What Maisie Knew
The last twelve months have seen some notable film reworkings of classic literary texts, with Anna Karenina set in a theatre, a black Heathcliff in Wuthering Heights, and a gorgeous Much Ado About Nothing enacted in monochrome contemporary California. Now we have a compelling version of Henry James’s novel What Maisie Knew (1897), which reminds one of what a good run he has had with film adaptations. Hapless as he was as a stage dramatist, James would have been delighted with such potent film versions as The Heiress (ex-Washington Square, 1949) and The Wings of the Dove (1997).
These films most often came replete with turn-of-the-century costumes and décor, of a kind to which BBC serialisations had habituated us, but What Maisie Knew, directed by Scott McGehee and David Siegel, is having nothing of that. This new film is set in a world of takeaway pizza and potato crisps, of mobile phones and touring rock stars; but what remains true of the century between novel and film is James’s depiction of the adult negligence, corruptions, and cruelties visited on the eponymous small girl (‘the little feathered shuttlecock they could fiercely keep flying between them’). One doesn’t doubt that there are just as many instances now of such egoistic parents tearing each other apart and exposing the child to the kinds of selfishness and solipsism of which those biologically closest to them are capable.
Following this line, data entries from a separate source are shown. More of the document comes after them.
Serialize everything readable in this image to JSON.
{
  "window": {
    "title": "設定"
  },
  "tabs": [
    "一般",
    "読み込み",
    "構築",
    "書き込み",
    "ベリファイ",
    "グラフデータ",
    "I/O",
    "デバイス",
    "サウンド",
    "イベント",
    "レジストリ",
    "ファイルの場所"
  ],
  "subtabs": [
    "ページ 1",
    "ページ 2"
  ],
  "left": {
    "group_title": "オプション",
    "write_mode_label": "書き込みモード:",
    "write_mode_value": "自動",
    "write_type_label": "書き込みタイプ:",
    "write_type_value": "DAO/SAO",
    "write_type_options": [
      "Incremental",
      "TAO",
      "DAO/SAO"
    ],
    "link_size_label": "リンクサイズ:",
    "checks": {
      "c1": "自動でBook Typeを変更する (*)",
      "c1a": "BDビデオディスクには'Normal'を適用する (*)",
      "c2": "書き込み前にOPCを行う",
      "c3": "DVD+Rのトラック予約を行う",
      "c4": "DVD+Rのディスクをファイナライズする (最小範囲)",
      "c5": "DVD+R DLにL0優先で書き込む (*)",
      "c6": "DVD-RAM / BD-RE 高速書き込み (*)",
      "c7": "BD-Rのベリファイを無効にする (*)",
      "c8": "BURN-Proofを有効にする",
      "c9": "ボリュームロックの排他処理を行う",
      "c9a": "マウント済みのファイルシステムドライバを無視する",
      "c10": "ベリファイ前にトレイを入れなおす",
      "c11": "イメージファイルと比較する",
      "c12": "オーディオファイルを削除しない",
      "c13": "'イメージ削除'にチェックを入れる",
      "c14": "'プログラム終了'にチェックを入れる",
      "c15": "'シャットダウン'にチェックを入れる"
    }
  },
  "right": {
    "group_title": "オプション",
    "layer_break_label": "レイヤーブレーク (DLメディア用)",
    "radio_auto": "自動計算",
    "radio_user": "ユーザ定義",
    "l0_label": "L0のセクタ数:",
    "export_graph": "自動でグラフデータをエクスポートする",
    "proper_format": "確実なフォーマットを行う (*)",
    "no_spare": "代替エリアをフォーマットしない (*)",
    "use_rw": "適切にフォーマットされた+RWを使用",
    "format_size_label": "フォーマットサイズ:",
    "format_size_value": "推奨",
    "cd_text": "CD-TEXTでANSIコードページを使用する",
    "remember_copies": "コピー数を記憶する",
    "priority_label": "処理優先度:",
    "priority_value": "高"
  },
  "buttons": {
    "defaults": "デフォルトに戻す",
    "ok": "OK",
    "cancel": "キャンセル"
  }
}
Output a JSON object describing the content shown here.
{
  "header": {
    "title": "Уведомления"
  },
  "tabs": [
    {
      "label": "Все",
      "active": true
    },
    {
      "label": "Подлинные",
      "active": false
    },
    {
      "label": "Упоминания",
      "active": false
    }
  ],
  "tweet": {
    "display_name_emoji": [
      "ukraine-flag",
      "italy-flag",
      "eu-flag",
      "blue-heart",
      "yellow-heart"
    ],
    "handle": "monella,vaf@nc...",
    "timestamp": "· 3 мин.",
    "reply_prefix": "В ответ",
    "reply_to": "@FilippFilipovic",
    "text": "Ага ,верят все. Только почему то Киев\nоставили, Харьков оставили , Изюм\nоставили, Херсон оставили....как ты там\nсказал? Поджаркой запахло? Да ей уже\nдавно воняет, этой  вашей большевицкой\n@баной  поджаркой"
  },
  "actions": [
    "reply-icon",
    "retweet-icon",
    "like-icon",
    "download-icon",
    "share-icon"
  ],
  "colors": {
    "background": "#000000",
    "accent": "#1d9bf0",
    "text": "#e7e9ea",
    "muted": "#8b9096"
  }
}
As Pip said of himself in Great Expectations, Maisie becomes a sort of ‘connubial missile’, if only metaphorically, between her warring parents: ageing rock star Susanna (Julianne Moore) and art wheeler-dealer Beale (Steve Coogan). The film opens on a black screen with the sound of footsteps on a wooden floor that prove to be caused by Susanna’s preposterous stilettos. The image somehow alerts us to the rest of her, so that we aren’t taken in by her saccharine singing of ‘Rock-a-bye baby’ to little Maisie. This phoney idyll is interrupted by Beale’s banging on the apartment door and a slanging match witnessed and taken in by Maisie, quietly unnoticed. Throughout, she is made privy to adult vituperations that a child shouldn’t have to bear but from which she learns to sort out what she can trust – and what she cannot.
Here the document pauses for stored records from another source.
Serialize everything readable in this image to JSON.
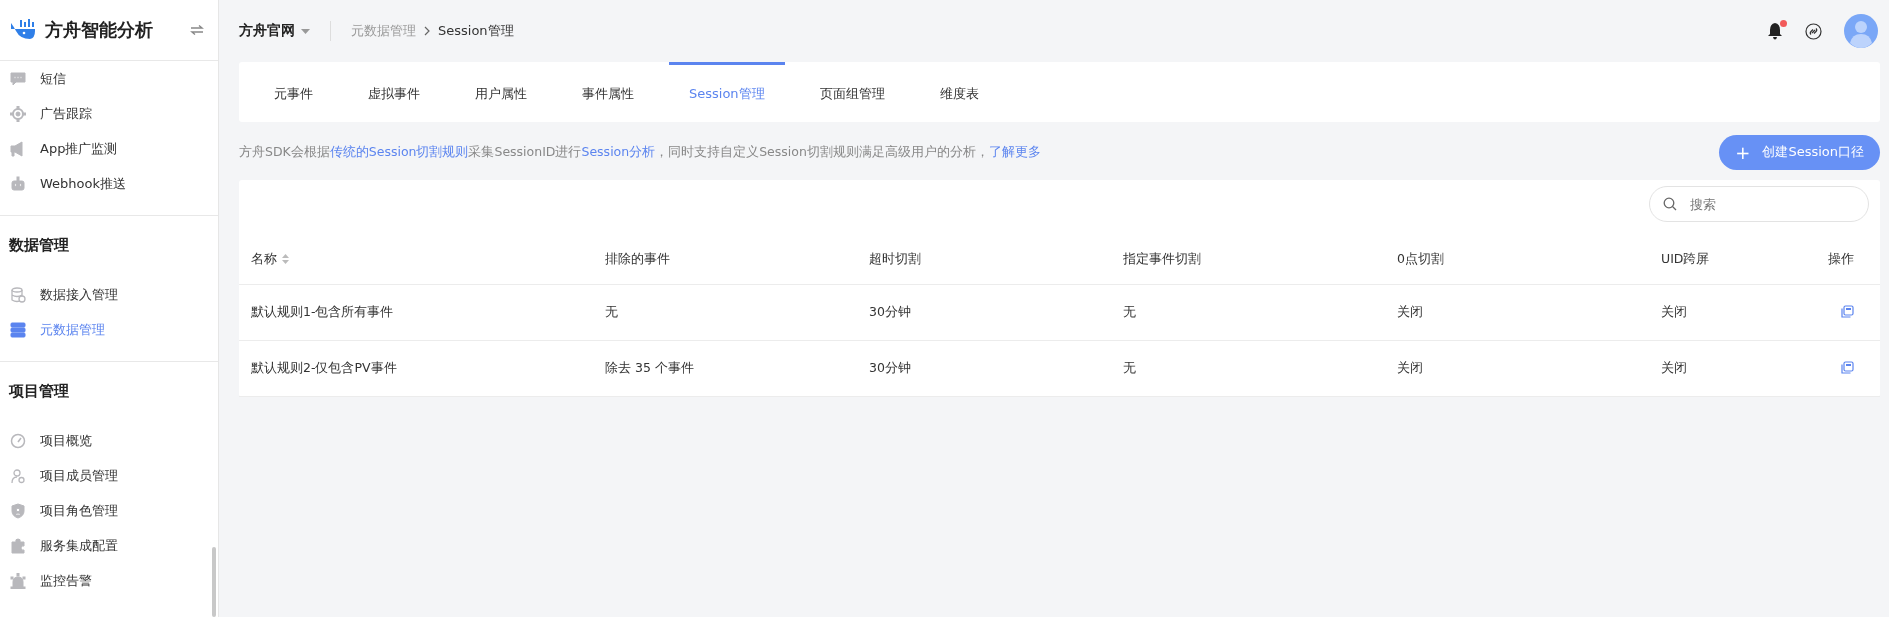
{
  "sidebar": {
    "brand": "方舟智能分析",
    "sections": [
      {
        "items": [
          {
            "label": "短信",
            "selected": false
          },
          {
            "label": "广告跟踪",
            "selected": false
          },
          {
            "label": "App推广监测",
            "selected": false
          },
          {
            "label": "Webhook推送",
            "selected": false
          }
        ]
      },
      {
        "title": "数据管理",
        "items": [
          {
            "label": "数据接入管理",
            "selected": false
          },
          {
            "label": "元数据管理",
            "selected": true
          }
        ]
      },
      {
        "title": "项目管理",
        "items": [
          {
            "label": "项目概览",
            "selected": false
          },
          {
            "label": "项目成员管理",
            "selected": false
          },
          {
            "label": "项目角色管理",
            "selected": false
          },
          {
            "label": "服务集成配置",
            "selected": false
          },
          {
            "label": "监控告警",
            "selected": false
          }
        ]
      }
    ]
  },
  "header": {
    "project": "方舟官网",
    "breadcrumb": [
      "元数据管理",
      "Session管理"
    ],
    "notification_dot": true
  },
  "tabs": [
    {
      "label": "元事件",
      "selected": false
    },
    {
      "label": "虚拟事件",
      "selected": false
    },
    {
      "label": "用户属性",
      "selected": false
    },
    {
      "label": "事件属性",
      "selected": false
    },
    {
      "label": "Session管理",
      "selected": true
    },
    {
      "label": "页面组管理",
      "selected": false
    },
    {
      "label": "维度表",
      "selected": false
    }
  ],
  "description": [
    {
      "kind": "text",
      "text": "方舟SDK会根据"
    },
    {
      "kind": "link",
      "text": "传统的Session切割规则"
    },
    {
      "kind": "text",
      "text": "采集SessionID进行"
    },
    {
      "kind": "link",
      "text": "Session分析"
    },
    {
      "kind": "text",
      "text": "，同时支持自定义Session切割规则满足高级用户的分析，"
    },
    {
      "kind": "link",
      "text": "了解更多"
    }
  ],
  "create_button": {
    "icon": "+",
    "label": "创建Session口径"
  },
  "search": {
    "placeholder": "搜索"
  },
  "table": {
    "columns": [
      {
        "label": "名称",
        "sortable": true
      },
      {
        "label": "排除的事件",
        "sortable": false
      },
      {
        "label": "超时切割",
        "sortable": false
      },
      {
        "label": "指定事件切割",
        "sortable": false
      },
      {
        "label": "0点切割",
        "sortable": false
      },
      {
        "label": "UID跨屏",
        "sortable": false
      },
      {
        "label": "操作",
        "sortable": false
      }
    ],
    "rows": [
      [
        "默认规则1-包含所有事件",
        "无",
        "30分钟",
        "无",
        "关闭",
        "关闭"
      ],
      [
        "默认规则2-仅包含PV事件",
        "除去 35 个事件",
        "30分钟",
        "无",
        "关闭",
        "关闭"
      ]
    ]
  }
}
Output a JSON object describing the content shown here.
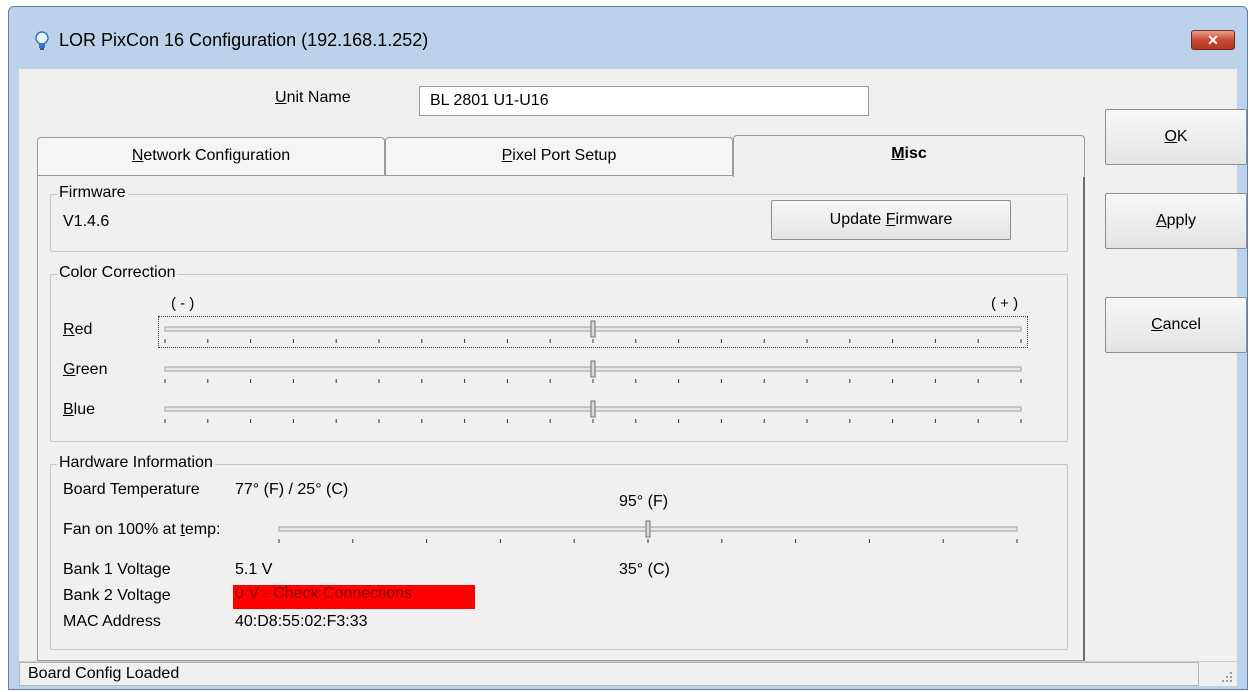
{
  "window": {
    "title": "LOR PixCon 16 Configuration (192.168.1.252)",
    "close_icon": "close-icon"
  },
  "unit": {
    "label_pre": "",
    "label_ul": "U",
    "label_post": "nit Name",
    "value": "BL 2801 U1-U16"
  },
  "buttons": {
    "ok": {
      "ul": "O",
      "rest": "K"
    },
    "apply": {
      "ul": "A",
      "rest": "pply"
    },
    "cancel": {
      "ul": "C",
      "rest": "ancel"
    }
  },
  "tabs": [
    {
      "ul": "N",
      "rest": "etwork Configuration"
    },
    {
      "ul": "P",
      "rest": "ixel Port Setup"
    },
    {
      "ul": "M",
      "rest": "isc"
    }
  ],
  "firmware": {
    "title": "Firmware",
    "version": "V1.4.6",
    "update_pre": "Update ",
    "update_ul": "F",
    "update_post": "irmware"
  },
  "color_correction": {
    "title": "Color Correction",
    "minus": "( - )",
    "plus": "( + )",
    "sliders": [
      {
        "ul": "R",
        "rest": "ed",
        "value": 0.5
      },
      {
        "ul": "G",
        "rest": "reen",
        "value": 0.5
      },
      {
        "ul": "B",
        "rest": "lue",
        "value": 0.5
      }
    ]
  },
  "hardware": {
    "title": "Hardware Information",
    "board_temp_label": "Board Temperature",
    "board_temp_value": "77° (F) / 25° (C)",
    "fan_label_pre": "Fan on 100% at ",
    "fan_label_ul": "t",
    "fan_label_post": "emp:",
    "fan_temp_f": "95° (F)",
    "fan_temp_c": "35° (C)",
    "fan_value": 0.5,
    "bank1_label": "Bank 1 Voltage",
    "bank1_value": "5.1 V",
    "bank2_label": "Bank 2 Voltage",
    "bank2_value": "0 V - Check Connections",
    "mac_label": "MAC Address",
    "mac_value": "40:D8:55:02:F3:33"
  },
  "status": {
    "text": "Board Config Loaded"
  },
  "colors": {
    "title_bg": "#bcd2ea",
    "alert": "#ff0000",
    "alert_text": "#8a0000"
  }
}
What Maisie learns quite early in the film is that she can’t expect full attention from either parent. Both are always offering compromised embraces, with one hand hugging her but the other more importantly engaged by their mobile phones (could there be a more resonant twenty-first-century symbol of preoccupation?). Maisie’s best hope of steady affection is with the next partner of each of her divorcing parents, to whom she is a matter of litigation rather than primary concern. Susanna marries a hunky bartender called Lincoln (Alexander Skarsgård), and Beale takes up with Margo (Joanna Vanderham), who has been Susanna’s ‘help’. Margo seems at first like James’s Mrs Wix with a good bleach, but Mrs Wix’s function is now partly and jointly taken over by Lincoln and Margo. When the egregious Beale and irresponsible Susanna forget their parental obligations, as they habitually do, Lincoln and Margo are forced to fill the gaps and gradually come to feel for each other and for Maisie the kinds of love and affection that involve commitment to something beyond the self. Maisie, who has done a lot of peering through metal grilles and around corners, will learn to recognise where her best hopes for the future lie.
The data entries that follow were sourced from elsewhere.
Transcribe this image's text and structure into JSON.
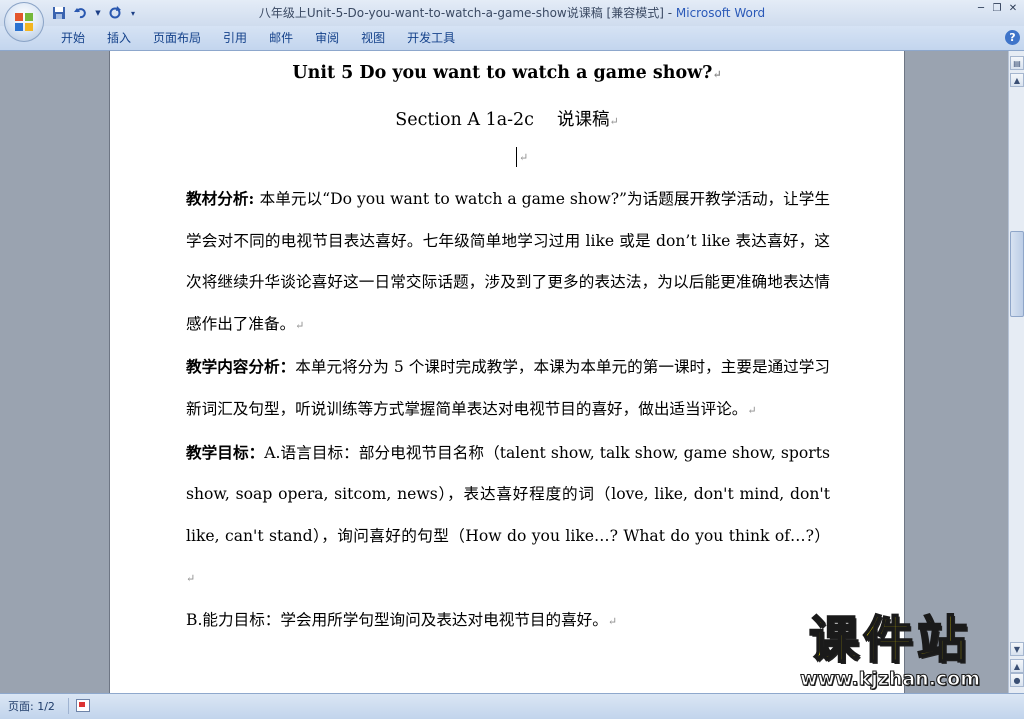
{
  "window": {
    "title": "八年级上Unit-5-Do-you-want-to-watch-a-game-show说课稿 [兼容模式] - ",
    "app_name": "Microsoft Word"
  },
  "ribbon": {
    "tabs": [
      "开始",
      "插入",
      "页面布局",
      "引用",
      "邮件",
      "审阅",
      "视图",
      "开发工具"
    ]
  },
  "document": {
    "title": "Unit 5 Do you want to watch a game show?",
    "subtitle": "Section A 1a-2c　 说课稿",
    "pilcrow": "↵",
    "paragraphs": [
      {
        "label": "教材分析",
        "sep": ": ",
        "text": "本单元以“Do you want to watch a game show?”为话题展开教学活动，让学生学会对不同的电视节目表达喜好。七年级简单地学习过用 like 或是 don’t like 表达喜好，这次将继续升华谈论喜好这一日常交际话题，涉及到了更多的表达法，为以后能更准确地表达情感作出了准备。"
      },
      {
        "label": "教学内容分析",
        "sep": "：",
        "text": "本单元将分为 5 个课时完成教学，本课为本单元的第一课时，主要是通过学习新词汇及句型，听说训练等方式掌握简单表达对电视节目的喜好，做出适当评论。"
      },
      {
        "label": "教学目标",
        "sep": "：",
        "text": "A.语言目标：部分电视节目名称（talent show, talk show, game show, sports show, soap opera, sitcom, news），表达喜好程度的词（love, like, don't mind, don't like, can't stand），询问喜好的句型（How do you like…? What do you think of…?）"
      },
      {
        "label": "",
        "sep": "",
        "text": "B.能力目标：学会用所学句型询问及表达对电视节目的喜好。"
      }
    ]
  },
  "statusbar": {
    "page_indicator": "页面: 1/2"
  },
  "watermark": {
    "title": "课件站",
    "url": "www.kjzhan.com"
  },
  "colors": {
    "accent": "#2a59b8",
    "ribbon_text": "#15428b",
    "workspace": "#9aa3b0",
    "watermark_fill": "#f3e000"
  }
}
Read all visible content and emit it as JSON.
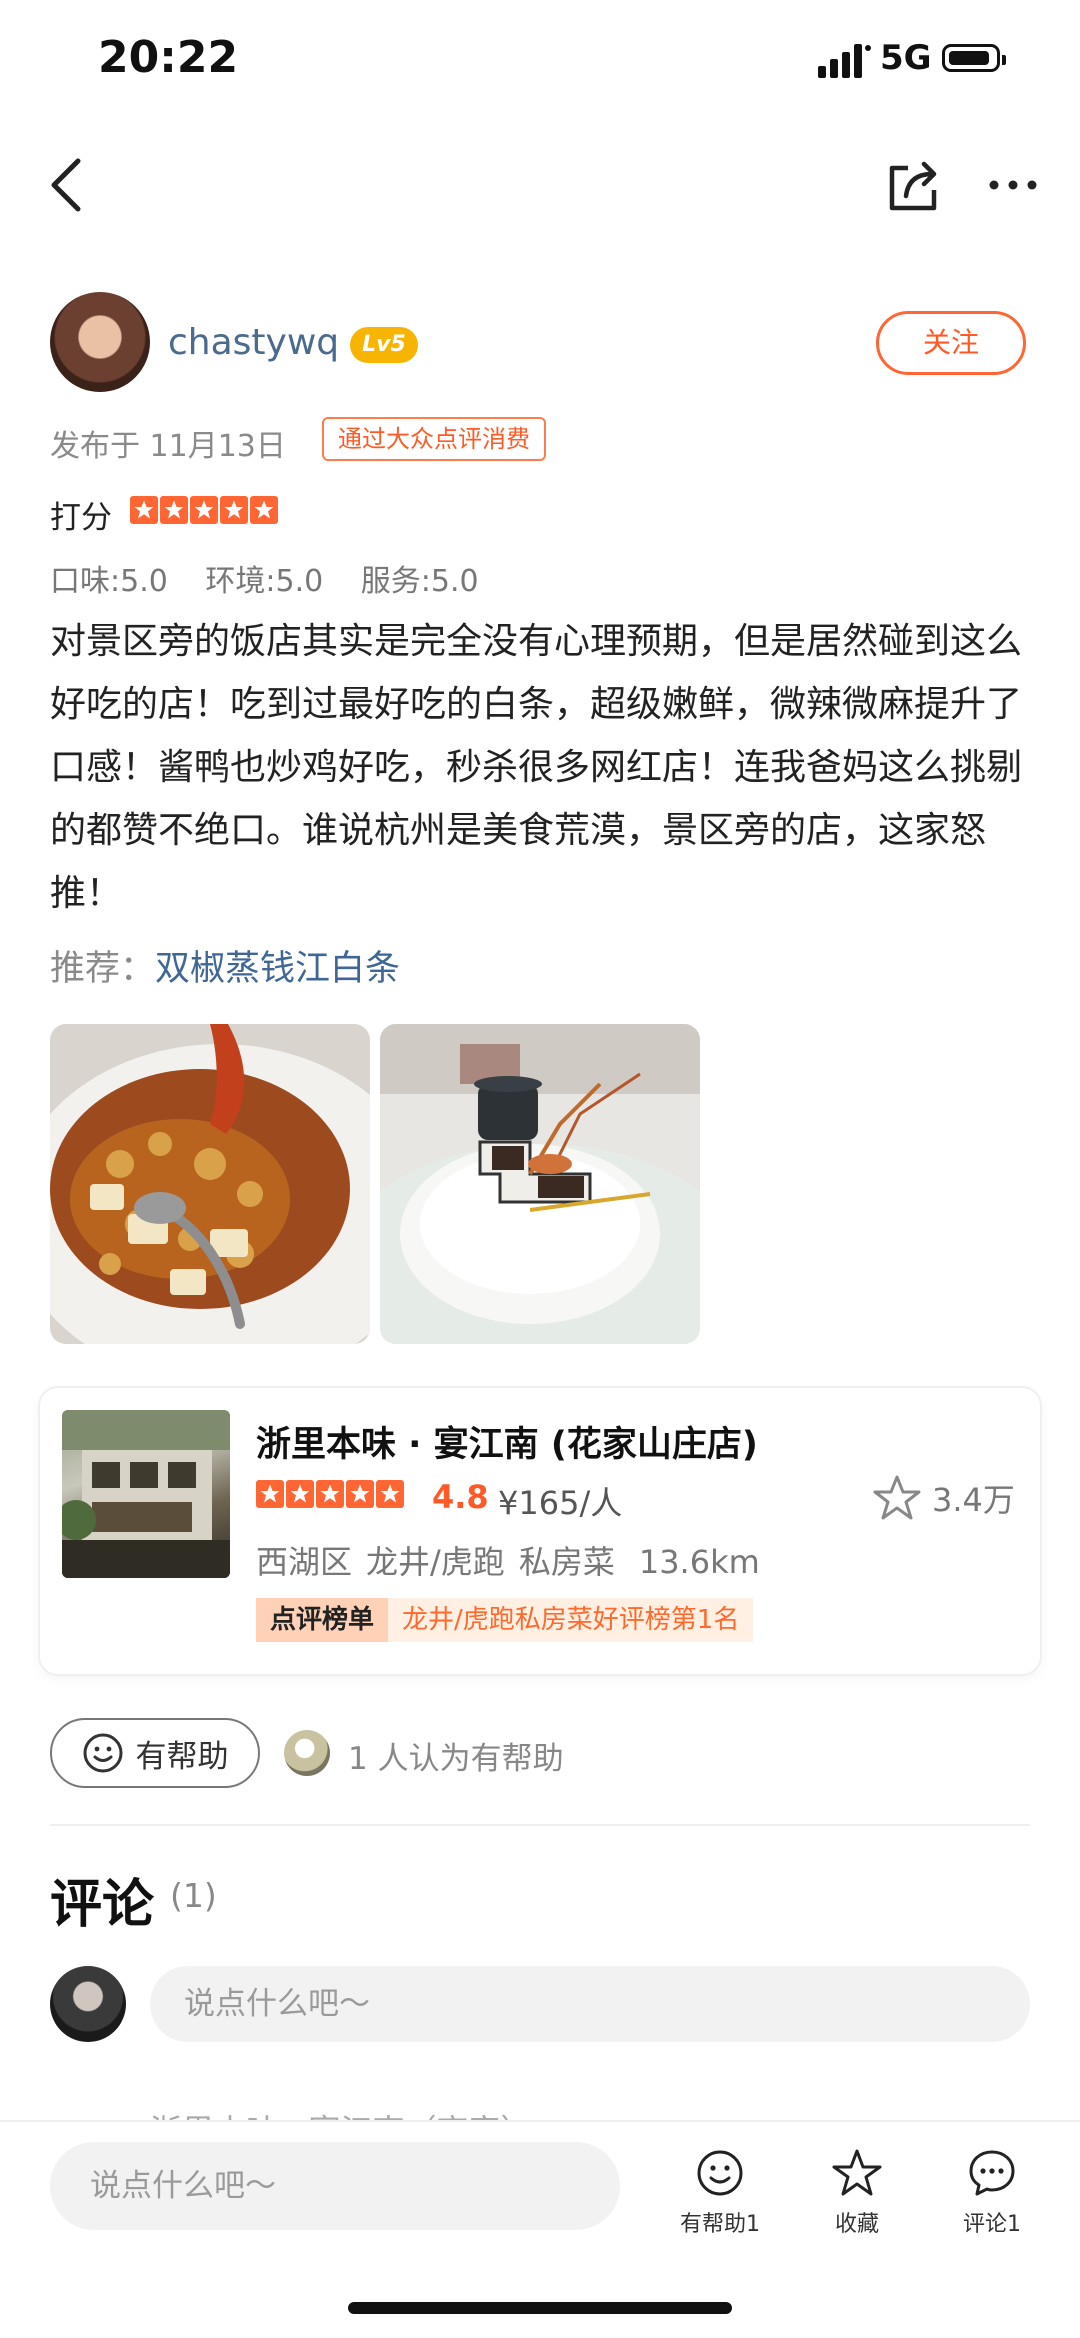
{
  "status_bar": {
    "time": "20:22",
    "network": "5G"
  },
  "user": {
    "name": "chastywq",
    "level": "Lv5",
    "follow_label": "关注"
  },
  "meta": {
    "published": "发布于 11月13日",
    "verified_tag": "通过大众点评消费"
  },
  "rating": {
    "label": "打分",
    "stars": 5,
    "subscores": [
      "口味:5.0",
      "环境:5.0",
      "服务:5.0"
    ]
  },
  "review": {
    "text": "对景区旁的饭店其实是完全没有心理预期，但是居然碰到这么好吃的店！吃到过最好吃的白条，超级嫩鲜，微辣微麻提升了口感！酱鸭也炒鸡好吃，秒杀很多网红店！连我爸妈这么挑剔的都赞不绝口。谁说杭州是美食荒漠，景区旁的店，这家怒推！",
    "recommend_label": "推荐：",
    "recommend_dish": "双椒蒸钱江白条"
  },
  "shop": {
    "name": "浙里本味 · 宴江南 (花家山庄店)",
    "stars": 5,
    "score": "4.8",
    "price": "¥165/人",
    "favorites": "3.4万",
    "district": "西湖区",
    "area": "龙井/虎跑",
    "cuisine": "私房菜",
    "distance": "13.6km",
    "rank_tag": "点评榜单",
    "rank_text": "龙井/虎跑私房菜好评榜第1名"
  },
  "helpful": {
    "button_label": "有帮助",
    "count_text": "1 人认为有帮助"
  },
  "comments": {
    "title": "评论",
    "count": "(1)",
    "input_placeholder": "说点什么吧～",
    "peek_text": "浙里本味 · 宴江南（商家）"
  },
  "bottom_bar": {
    "input_placeholder": "说点什么吧～",
    "helpful_label": "有帮助1",
    "favorite_label": "收藏",
    "comment_label": "评论1"
  },
  "colors": {
    "accent": "#ff5a26",
    "link": "#3f6694",
    "level_badge": "#f7b400"
  },
  "icons": [
    "back-icon",
    "share-icon",
    "more-icon",
    "smile-icon",
    "star-outline-icon",
    "comment-icon"
  ]
}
All this is written, directed, and acted with exemplary precision and assessment of the values inherent in the processes by which Maisie comes to ‘know’. Henry James might perhaps have been shocked when Susanna tells Beale, in front of Maisie, ‘She doesn’t need you to tell her what I say is okay, asshole’ (and don’t imagine the profanity stops there), but I think he would have admired the coherently reimagined and stringent retelling of his painful satire. He might well have applauded such informing images as the lavishly creamy dessert that Susanna offers Maisie, as if this indulgence makes up for all that is missing in her mothering instincts, or of the insistent yellow cabs that are always dropping Maisie off at a place where she may or may not be collected by whichever parent is meant to be there.
James, as one who pined for theatrical success, would surely have admired the superb acting of the stars. Julianne Moore, one of the screen’s best for the last twenty years, brilliantly incarnates Susanna’s endless self-absorption as she seeks to keep the decades at bay with precarious shoes and vestigial skirts, and Steve Coogan’s characteristic persona, honed in his ‘Alan Partridge’ series, adjusts perfectly to the self-deluding Beale. Perhaps most wonderful of all is Onata Aprile’s Maisie, solemn-faced and unsentimental as she comes to know more than a child should be asked to know.
What Maisie Knew, directed by Scott McGehee and David Siegel, based on the novel by Henry James. 99 minutes. Released on 22 August.